La pochezza di Marco Cesaroni: visioni da quarantena

La pochezza di Marco Cesaroni: visioni da quarantena

La pochezza di Marco Cesaroni: visioni da quarantena

Marco Cesaroni non è come il vino, ma è il primo cocktail annacquato che bevi da quattordicenne: poi ti rendi conto di quanto tu possa trovare di meglio.

Le serie tv sono come il vino: alcune invecchiano bene, altre non molto, ma le bevi lo stesso per la tua voglia di evadere. I Cesaroni sono come un vecchio vinello non troppo buono, ma a cui leghi un sacco di ricordi e, quando lo riassaggi costretto in casa dalla quarantena e dalle poche alternative videoludiche su Amazon Prime Video, ti rendi conto di quanto non fosse tanto la serie a tenerti attaccato allo schermo, ma la tua giovane età.

Marco Cesaroni non è come il vino, ma è il primo cocktail annacquato che bevi da quattordicenne: sul momento ti sembra la migliore alternativa sul mercato, poi ti rendi conto di quanto tu possa trovare di meglio. Un personaggio con qualche pregio e una serie di difetti lunghissima, dai capelli a quel narcisismo onanistico che lo porta costantemente a vivere la propria vita guardandosi allo specchio.
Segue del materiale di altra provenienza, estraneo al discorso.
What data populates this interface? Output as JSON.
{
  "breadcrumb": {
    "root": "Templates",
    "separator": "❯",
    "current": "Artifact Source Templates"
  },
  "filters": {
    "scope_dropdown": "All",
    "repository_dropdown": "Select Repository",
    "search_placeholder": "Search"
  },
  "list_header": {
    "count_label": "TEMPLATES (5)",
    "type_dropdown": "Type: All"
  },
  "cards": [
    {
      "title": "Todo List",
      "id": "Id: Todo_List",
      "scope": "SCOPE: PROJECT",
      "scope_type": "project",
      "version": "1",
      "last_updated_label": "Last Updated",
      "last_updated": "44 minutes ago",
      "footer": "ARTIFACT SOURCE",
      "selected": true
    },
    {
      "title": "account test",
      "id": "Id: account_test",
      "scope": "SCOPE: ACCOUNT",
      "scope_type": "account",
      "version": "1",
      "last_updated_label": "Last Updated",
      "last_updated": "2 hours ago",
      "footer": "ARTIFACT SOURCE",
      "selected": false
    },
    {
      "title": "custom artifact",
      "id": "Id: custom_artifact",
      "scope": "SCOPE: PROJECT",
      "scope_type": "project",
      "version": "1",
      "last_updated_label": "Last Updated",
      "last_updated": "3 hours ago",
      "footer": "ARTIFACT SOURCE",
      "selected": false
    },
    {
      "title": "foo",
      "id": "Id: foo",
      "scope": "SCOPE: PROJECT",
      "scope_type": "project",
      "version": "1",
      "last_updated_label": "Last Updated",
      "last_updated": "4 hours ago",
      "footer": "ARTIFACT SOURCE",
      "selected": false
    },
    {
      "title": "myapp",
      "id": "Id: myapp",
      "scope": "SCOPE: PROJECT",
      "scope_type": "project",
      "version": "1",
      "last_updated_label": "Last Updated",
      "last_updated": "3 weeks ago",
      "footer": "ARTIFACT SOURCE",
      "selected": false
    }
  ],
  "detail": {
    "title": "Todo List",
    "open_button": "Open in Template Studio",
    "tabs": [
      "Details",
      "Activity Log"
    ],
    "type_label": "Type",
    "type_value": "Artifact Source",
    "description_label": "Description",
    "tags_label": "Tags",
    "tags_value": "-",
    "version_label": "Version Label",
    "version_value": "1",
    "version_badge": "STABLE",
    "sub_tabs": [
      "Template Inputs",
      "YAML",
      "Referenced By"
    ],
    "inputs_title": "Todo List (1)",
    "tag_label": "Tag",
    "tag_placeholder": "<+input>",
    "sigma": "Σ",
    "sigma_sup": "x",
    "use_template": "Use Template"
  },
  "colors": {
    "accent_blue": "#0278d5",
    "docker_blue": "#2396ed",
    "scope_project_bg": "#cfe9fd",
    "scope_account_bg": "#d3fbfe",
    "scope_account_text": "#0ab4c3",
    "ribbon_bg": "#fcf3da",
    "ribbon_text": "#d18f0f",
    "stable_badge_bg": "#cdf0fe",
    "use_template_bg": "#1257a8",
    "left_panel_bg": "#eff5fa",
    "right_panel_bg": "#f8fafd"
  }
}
Vediamo i suoi pro e i suoi contro.

Marco Cesaroni

Un latin lover d’eccezione, Marco Cesaroni avrebbe bisogno di più dita sulle mani per poter contare le donne con cui ha avuto una relazione (anche quelle durate il tempo di una passeggiata al parco). Marco le seduce tutte, sarà lo sguardo misterioso, quel fare da eterno ragazzino, quell’anima dannata da musicista incompreso… le seduce tutte, ma non ha molto rispetto per loro. Un rubacuori, un dongiovanni, un eroe mitico dal quale Teseo ha solo da imparare.

Marco Cesaroni seduce e abbandona, per prima Veronica quando conosce Eva e poi la stessa Eva quando decide di fare la pazza fuga a Londra per dimenticarsi di lei. Perché va bene essere innamorati, ma se ci scappa il coccolone a tuo padre forse è necessario rivedere i propri ideali. Eva per non dire Rachele (aka Martina Colombari), forse l’unica a “mollare” e non “essere mollata”, per non dire Simona.

In tutto questo ambaradan di relazioni effettive e mancate, di amori caduchi e colpi di fulmine, Marco Cesaroni – ciliegina sulla torta – riesce a farsi pure la Colombari. Una donna adulta, realizzata, con un divorzio alle spalle e tanti sogni nel cassetto, esattamente come Marco. Il quale avrà anche tanti difetti, ma ha realizzato un sogno (erotico) di milioni di italiani, che in quegli anni guardavano affamati di desiderio le pagine patinate di Max, invidiando Costacurta e maledicendolo non solo la domenica pomeriggio, ma anche il lunedì sera.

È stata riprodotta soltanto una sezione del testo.